Plus nous élargirons vers l’Est et, de façon générale, plus nous tendrons à former une grande Europe, plus nous accroîtrons son potentiel de dissociation . La France jacobine, qui peine tant à « résoudre » le problème de la Corse, une île peuplée seulement de 260 000 habitants, est particulièrement mal placée face à ce genre de sujets. Les conseils que nous pouvons donner aux Turcs pour les Kurdes ou aux Russes pour les Tchétchènes ne les éclairent sans doute que d’une très faible lueur. Quand le temps sera venu de rédiger effectivement une Constitution européenne, chacun devra faire bénéficier l’ensemble de sa propre expérience. Ainsi, s’agissant des minorités, peut-être l’Autriche aura-t-elle à apprendre aux autres.
La diversité, richesse de l’Europe, doit être préservée, mais elle doit aussi être maîtrisée pour ne pas devenir un obstacle à la naissance de cette véritable « communauté » européenne que nous appelons de nos vœux.
Pour relever avec succès tous ces défis, il faut à l’Europe un moteur. Par son histoire exemplaire, le couple que constituent la France et l’Allemagne, ennemies d’hier, reste le plus apte à donner un second souffle à l’Union. Ces deux nations, avec leurs différences et, précisément, à cause d’elles, peuvent ensemble mais sans exclusive donner les impulsions décisives à une véritable synthèse européenne qui ne soit pas synonyme d’appauvrissement.

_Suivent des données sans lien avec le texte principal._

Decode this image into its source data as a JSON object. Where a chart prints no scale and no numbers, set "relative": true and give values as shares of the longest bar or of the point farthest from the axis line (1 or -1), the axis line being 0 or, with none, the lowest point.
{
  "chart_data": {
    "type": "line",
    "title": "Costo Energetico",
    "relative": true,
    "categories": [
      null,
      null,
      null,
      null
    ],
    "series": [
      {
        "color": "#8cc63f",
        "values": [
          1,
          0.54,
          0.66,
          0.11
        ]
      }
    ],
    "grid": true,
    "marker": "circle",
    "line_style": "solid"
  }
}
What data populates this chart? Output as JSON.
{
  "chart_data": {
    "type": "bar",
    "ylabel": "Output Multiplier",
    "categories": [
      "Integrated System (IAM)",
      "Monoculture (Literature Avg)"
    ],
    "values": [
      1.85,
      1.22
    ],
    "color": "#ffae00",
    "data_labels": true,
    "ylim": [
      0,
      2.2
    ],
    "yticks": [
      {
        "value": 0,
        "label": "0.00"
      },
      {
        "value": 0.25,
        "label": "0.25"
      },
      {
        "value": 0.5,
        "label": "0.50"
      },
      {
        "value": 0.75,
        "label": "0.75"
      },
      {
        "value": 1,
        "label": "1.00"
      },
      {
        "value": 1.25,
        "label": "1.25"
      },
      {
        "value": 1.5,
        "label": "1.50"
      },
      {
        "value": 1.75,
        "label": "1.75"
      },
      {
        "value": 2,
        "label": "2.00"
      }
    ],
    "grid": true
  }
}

De fait, alors que nous sommes embarqués dans une aventure qui devrait enthousiasmer nos peuples, les débats sur les questions européennes sont généralement entourés d’un sentiment de lassitude, et l’on voit bien en France que les plus beaux parleurs sont du côté des « souverainistes ». L’Europe manque de hérauts, de prophètes. Ce n’est pas parce que les citoyens européens voyagent facilement dans le cadre des accords de Schengen et maintenant plus encore qu’ils disposent d’euros en billets – toutes choses considérées à tort comme allant de soi – qu’ils ont le sentiment d’appartenir à une véritable communauté. Il suffit de constater l’ignorance abyssale, chez chacun de nos peuples, de l’histoire des autres. La légitimité de la construction européenne exige d’abord une clarification des procédures de décision, de façon à ce que chacun puisse comprendre qui décide quoi et comment, et en vertu de quel mandat.
La première priorité est donc la rédaction d’une Constitution. Elle doit se faire parallèlement à un élargissement rapide – deuxième priorité –, aboutissant, avec des périodes de transition appropriées, à une Europe à vingt-sept.
Troisième priorité : la réactivation du moteur franco-allemand. Lui seul permettra de mener à bien l’intégration européenne en limitant les risques d’implosion ou de dilution. En faisant leurs ces trois priorités, les responsables politiques de notre pays pourront faire de l’Europe l’avenir de la France.